"We are the force that's renewing the political landscape," said a jubilant Bernd Lucke, leader of the eurosceptic Alternative for Germany (AfD), which wants Europe's biggest economy to scrap the euro and return to the Deutschmark currency.
"I'm happy about this enormous vote of confidence," said the economics professor, adding that voters are turning away from mainstream parties that he said lack a clear message.
His nascent conservative party, which was only formed early last year, gained 10 per cent in Thuringia state and 12 per cent in Brandenburg, said exit polls by public broadcasters ARD and ZDF.
Analysts had predicted the AfD would draw much of the protest vote in the former East Germany, which still lags western states in wealth, jobs and wages 25 years after the Berlin Wall fell.
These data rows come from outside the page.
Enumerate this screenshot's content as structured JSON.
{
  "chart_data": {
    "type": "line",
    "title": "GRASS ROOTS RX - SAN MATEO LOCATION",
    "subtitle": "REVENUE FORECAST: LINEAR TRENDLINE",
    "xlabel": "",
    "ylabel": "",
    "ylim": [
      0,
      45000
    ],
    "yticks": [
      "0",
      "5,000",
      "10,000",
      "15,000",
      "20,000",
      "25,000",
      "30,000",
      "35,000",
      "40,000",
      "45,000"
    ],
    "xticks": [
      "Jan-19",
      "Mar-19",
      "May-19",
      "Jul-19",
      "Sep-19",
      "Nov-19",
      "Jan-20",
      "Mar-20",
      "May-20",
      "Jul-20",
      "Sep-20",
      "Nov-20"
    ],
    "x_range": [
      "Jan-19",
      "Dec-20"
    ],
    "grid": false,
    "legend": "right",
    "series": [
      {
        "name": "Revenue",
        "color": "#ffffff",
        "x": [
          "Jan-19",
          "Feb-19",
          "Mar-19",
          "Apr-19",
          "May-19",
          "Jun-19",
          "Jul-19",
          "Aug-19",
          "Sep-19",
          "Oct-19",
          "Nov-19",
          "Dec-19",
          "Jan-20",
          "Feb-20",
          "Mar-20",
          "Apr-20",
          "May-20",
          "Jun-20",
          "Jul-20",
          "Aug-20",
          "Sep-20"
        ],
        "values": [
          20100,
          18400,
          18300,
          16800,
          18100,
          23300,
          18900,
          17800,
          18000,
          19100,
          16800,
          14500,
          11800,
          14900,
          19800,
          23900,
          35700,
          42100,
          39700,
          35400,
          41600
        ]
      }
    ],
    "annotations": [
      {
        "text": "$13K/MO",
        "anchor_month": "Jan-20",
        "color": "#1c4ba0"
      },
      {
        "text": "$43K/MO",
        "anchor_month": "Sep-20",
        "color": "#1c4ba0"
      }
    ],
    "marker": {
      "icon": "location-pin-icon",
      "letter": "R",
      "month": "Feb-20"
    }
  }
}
The results give a political toehold to the party which only narrowly missed out on entering the national parliament last September and won seven seats in European Parliament elections in May.
Merkel, worried about the AfD's growing ballot box appeal, this week said that "we must address the problems that concern the people", including "crime and rising numbers of asylum seekers".
Analysts say the AfD is seeking to occupy the political ground to the right of Merkel's Christian Democrats (CDU) while keeping its distance from the far-right fringe, like the openly xenophobic National Democratic Party of Germany (NPD).